The Association, the forerunner of the present club, fished the Larne reservoirs , Ballyboley and Ballymullock and whilst not having any fishing rights to the Inver, intermittently stocked the river with brown trout, sea trout and salmon fry, the last recorded stocking being sea trout in 1969. The Association was disbanded in 1985 when the reservoirs were drained and capped.

Historically, the Inver was fished by local anglers who enjoyed casting a fly over hard fighting, beautifully spotted brownies rarely exceeding three quarters of a pound in weight.

However, every year , given suitable water, August to October saw a small run of salmon plus a significant run of sea trout.

Over the years, many superb fish were caught on worms or spinners but the majority of fish taken were hauled out by nets and gaffs --------- as an unregulated river with no club to look after it, poachers had free rein to do as they pleased !

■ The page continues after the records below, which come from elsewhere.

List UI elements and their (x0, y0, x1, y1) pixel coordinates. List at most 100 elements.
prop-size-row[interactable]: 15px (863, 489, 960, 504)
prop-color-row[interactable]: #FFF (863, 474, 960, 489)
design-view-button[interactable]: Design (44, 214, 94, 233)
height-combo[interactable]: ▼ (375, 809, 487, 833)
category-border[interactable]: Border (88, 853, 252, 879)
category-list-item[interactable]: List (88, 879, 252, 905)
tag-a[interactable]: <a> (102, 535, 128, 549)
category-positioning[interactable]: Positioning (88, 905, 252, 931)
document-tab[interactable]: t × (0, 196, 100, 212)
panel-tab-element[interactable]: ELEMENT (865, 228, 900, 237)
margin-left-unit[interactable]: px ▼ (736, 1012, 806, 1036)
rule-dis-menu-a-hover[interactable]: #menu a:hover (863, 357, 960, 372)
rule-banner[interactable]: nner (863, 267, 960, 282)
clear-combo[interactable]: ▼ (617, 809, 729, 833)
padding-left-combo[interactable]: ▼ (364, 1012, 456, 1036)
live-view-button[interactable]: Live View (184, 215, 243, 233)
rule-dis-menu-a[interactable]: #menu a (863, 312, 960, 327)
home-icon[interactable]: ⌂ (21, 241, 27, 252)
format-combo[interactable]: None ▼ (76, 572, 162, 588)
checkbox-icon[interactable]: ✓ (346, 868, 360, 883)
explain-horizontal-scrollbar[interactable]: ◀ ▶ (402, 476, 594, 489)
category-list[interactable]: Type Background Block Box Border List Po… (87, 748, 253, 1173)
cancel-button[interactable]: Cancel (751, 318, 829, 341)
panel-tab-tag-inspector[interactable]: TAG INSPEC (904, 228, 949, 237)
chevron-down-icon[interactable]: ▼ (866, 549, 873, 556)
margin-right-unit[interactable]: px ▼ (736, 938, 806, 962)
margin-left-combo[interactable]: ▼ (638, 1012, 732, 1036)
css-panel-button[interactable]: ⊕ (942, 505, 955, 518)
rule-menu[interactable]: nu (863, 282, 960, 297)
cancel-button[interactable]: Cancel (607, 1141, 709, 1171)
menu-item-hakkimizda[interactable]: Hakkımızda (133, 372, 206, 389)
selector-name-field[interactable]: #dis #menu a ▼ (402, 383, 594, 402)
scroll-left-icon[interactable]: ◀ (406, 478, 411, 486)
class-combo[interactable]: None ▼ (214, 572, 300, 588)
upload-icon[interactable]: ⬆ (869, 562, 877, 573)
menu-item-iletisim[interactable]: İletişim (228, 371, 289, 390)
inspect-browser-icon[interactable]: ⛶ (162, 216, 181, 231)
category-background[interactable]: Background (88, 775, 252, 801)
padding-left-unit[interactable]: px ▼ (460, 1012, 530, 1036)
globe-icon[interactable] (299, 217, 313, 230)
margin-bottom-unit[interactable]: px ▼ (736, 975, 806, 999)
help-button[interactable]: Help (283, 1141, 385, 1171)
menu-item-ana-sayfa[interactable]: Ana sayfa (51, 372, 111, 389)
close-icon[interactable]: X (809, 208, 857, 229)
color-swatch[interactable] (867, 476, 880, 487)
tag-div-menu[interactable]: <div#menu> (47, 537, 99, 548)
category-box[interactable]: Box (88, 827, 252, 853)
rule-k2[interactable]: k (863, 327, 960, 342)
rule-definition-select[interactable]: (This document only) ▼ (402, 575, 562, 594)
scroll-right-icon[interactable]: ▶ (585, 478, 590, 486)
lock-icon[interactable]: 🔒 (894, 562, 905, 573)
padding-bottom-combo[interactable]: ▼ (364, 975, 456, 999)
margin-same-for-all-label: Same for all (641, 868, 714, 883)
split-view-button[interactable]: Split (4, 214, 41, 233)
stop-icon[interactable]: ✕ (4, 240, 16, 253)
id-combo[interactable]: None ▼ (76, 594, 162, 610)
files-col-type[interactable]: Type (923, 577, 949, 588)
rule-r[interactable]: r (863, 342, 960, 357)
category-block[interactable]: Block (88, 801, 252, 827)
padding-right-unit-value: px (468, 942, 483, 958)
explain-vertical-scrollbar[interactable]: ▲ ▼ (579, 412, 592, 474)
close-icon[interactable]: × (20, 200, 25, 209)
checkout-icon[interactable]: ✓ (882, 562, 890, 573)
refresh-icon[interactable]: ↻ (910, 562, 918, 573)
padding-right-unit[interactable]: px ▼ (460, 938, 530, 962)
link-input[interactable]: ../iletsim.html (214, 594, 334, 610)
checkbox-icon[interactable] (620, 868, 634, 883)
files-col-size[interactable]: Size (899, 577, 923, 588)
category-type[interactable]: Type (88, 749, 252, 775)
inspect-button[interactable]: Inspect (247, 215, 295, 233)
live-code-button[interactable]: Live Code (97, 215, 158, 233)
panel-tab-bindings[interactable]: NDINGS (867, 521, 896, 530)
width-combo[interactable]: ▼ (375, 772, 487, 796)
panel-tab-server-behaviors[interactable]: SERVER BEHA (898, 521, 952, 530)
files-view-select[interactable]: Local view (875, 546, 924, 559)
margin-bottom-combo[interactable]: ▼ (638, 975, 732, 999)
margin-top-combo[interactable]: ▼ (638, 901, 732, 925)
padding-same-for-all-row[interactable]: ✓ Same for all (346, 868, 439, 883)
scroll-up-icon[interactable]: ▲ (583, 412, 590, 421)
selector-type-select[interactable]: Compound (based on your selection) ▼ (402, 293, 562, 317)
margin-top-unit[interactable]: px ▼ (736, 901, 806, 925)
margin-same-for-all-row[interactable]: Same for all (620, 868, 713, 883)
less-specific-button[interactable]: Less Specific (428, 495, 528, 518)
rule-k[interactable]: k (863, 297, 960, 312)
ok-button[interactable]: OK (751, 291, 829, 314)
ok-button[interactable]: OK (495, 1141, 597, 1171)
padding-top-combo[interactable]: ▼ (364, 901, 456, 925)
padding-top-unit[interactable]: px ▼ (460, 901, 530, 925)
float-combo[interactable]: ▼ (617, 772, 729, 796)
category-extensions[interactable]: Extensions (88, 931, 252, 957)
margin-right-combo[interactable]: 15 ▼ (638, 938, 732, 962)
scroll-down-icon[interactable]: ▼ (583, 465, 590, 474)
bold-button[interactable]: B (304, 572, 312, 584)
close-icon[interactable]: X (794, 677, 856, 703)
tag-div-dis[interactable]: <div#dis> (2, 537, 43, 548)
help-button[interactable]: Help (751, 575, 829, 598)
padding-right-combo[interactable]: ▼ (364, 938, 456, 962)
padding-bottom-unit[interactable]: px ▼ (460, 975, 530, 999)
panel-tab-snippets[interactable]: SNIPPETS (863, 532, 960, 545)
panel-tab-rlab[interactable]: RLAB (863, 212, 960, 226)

Throughout the 80's and early 90's, sporting anglers noticed a gradual decline in the quality of the Inver as evidenced by the decreasing number of good trout caught.  The lower stretches of the river had always been subject to relentless  industrial pollution from the Inver Bleach and Dye Works but in the upper river where most of the fishing was done, it was becoming apparent that, along with the ongoing problem of poaching, changing agricultural practices such as field drainage, run off from artificial fertiliser and worst of all, the indiscriminate spreading of animal waste slurry posed the greatest threat to the river habitat.